Documentation - StereoWipe

System Overview

            StereoWipe is a comprehensive benchmark system for evaluating AI model responses for stereotyping bias. 
            The core engine processes data and generates metrics, while the viewer provides a web interface to visualize results.
        

Data Flow Pipeline

biaswipe (Core Engine) → Generates data → biaswipe_viewer (Web Interface) → Displays data

Component Chain

biaswipe/cli.py → biaswipe/scoring.py → biaswipe/report.py → report.json → biaswipe_viewer/webserver.py
        

Data Structure Contract

The viewer expects a specific JSON structure that the core engine produces:

Generated by biaswipe:

{ "model_name": { "SR": 0.75, // Stereotype Rate "SSS": 0.68, // Stereotype Severity Score "WOSI": 0.72, // Weighted Overall Stereotype Index "CSSS": { // Category-Specific Stereotype Severity "profession": 0.8, "nationality": 0.6 } } }

Consumed by biaswipe_viewer:

Reads report.json from parent directory
Displays SR, SSS, WOSI metrics in tables
Shows CSSS breakdown by category
Handles error cases when report is missing/malformed

Key Metrics Explained

SR (Stereotype Rate)

Percentage of responses flagged as containing stereotyping content

SSS (Stereotype Severity Score)

Average severity score of responses that were flagged as stereotyping

CSSS (Category-Specific Stereotype Severity)

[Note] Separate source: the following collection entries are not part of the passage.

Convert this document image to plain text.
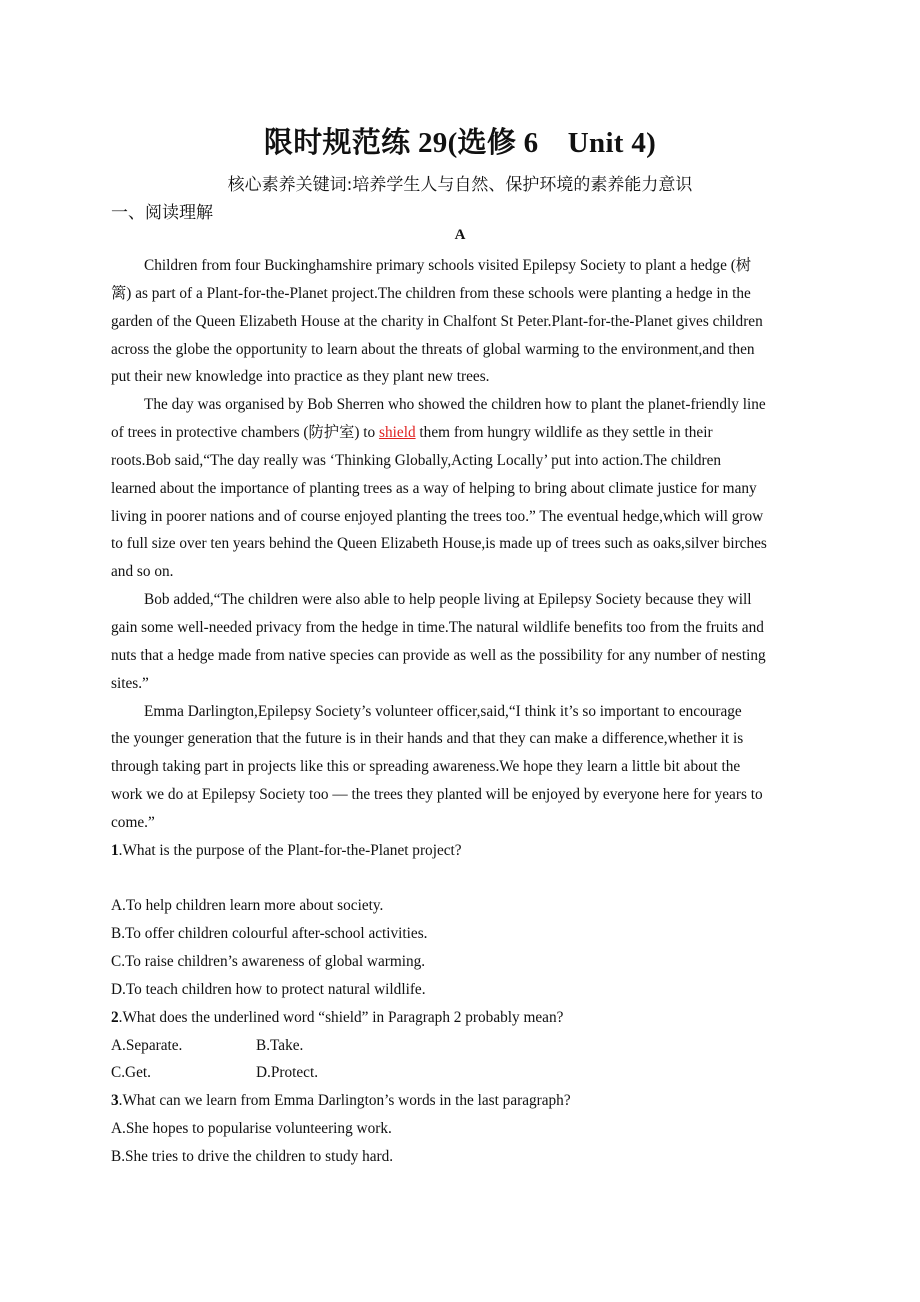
限时规范练 29(选修 6　Unit 4)
核心素养关键词:培养学生人与自然、保护环境的素养能力意识
一、阅读理解
A
Children from four Buckinghamshire primary schools visited Epilepsy Society to plant a hedge (树
篱) as part of a Plant-for-the-Planet project.The children from these schools were planting a hedge in the
garden of the Queen Elizabeth House at the charity in Chalfont St Peter.Plant-for-the-Planet gives children
across the globe the opportunity to learn about the threats of global warming to the environment,and then
put their new knowledge into practice as they plant new trees.
The day was organised by Bob Sherren who showed the children how to plant the planet-friendly line
of trees in protective chambers (防护室) to shield them from hungry wildlife as they settle in their
roots.Bob said,“The day really was ‘Thinking Globally,Acting Locally’ put into action.The children
learned about the importance of planting trees as a way of helping to bring about climate justice for many
living in poorer nations and of course enjoyed planting the trees too.” The eventual hedge,which will grow
to full size over ten years behind the Queen Elizabeth House,is made up of trees such as oaks,silver birches
and so on.
Bob added,“The children were also able to help people living at Epilepsy Society because they will
gain some well-needed privacy from the hedge in time.The natural wildlife benefits too from the fruits and
nuts that a hedge made from native species can provide as well as the possibility for any number of nesting
sites.”
Emma Darlington,Epilepsy Society’s volunteer officer,said,“I think it’s so important to encourage
the younger generation that the future is in their hands and that they can make a difference,whether it is
through taking part in projects like this or spreading awareness.We hope they learn a little bit about the
work we do at Epilepsy Society too — the trees they planted will be enjoyed by everyone here for years to
come.”
1.What is the purpose of the Plant-for-the-Planet project?
A.To help children learn more about society.
B.To offer children colourful after-school activities.
C.To raise children’s awareness of global warming.
D.To teach children how to protect natural wildlife.
2.What does the underlined word “shield” in Paragraph 2 probably mean?
A.Separate.	B.Take.
C.Get.	D.Protect.
3.What can we learn from Emma Darlington’s words in the last paragraph?
A.She hopes to popularise volunteering work.
B.She tries to drive the children to study hard.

Breakdown of stereotype severity by categories like profession, nationality, gender, etc.

WOSI (Weighted Overall Stereotype Index)

Weighted average of category-specific scores, allowing different importance weights per category

Complete Workflow

Step 1: Run biaswipe/cli.py with prompts, annotations, and model responses

Step 2: Core engine uses LLM judges to evaluate responses for stereotyping

Step 3: Compute metrics using biaswipe/metrics.py

Step 4: Save results to report.json via biaswipe/report.py

Step 5: biaswipe_viewer reads and visualizes the report

Core Components

biaswipe/cli.py

Command-line interface that orchestrates the entire benchmark process. Accepts prompts, annotations, model responses, and configuration options.

biaswipe/scoring.py

Handles the scoring logic using LLM-as-a-Judge approach. Coordinates with judge ensemble to evaluate responses.

biaswipe/metrics.py

Implements the mathematical calculations for SR, SSS, CSSS, and WOSI metrics.

biaswipe/judge.py

Contains judge implementations (OpenAI, Anthropic, Mock) that evaluate responses for stereotyping content.

biaswipe/report.py

Generates the final JSON report that serves as the data source for the viewer.

biaswipe_viewer/webserver.py

Flask web application that reads the report.json and presents it in a user-friendly web interface.

            Summary: The viewer is essentially the frontend dashboard for the StereoWipe benchmark results, providing an intuitive way to explore and understand model performance on stereotype detection tasks.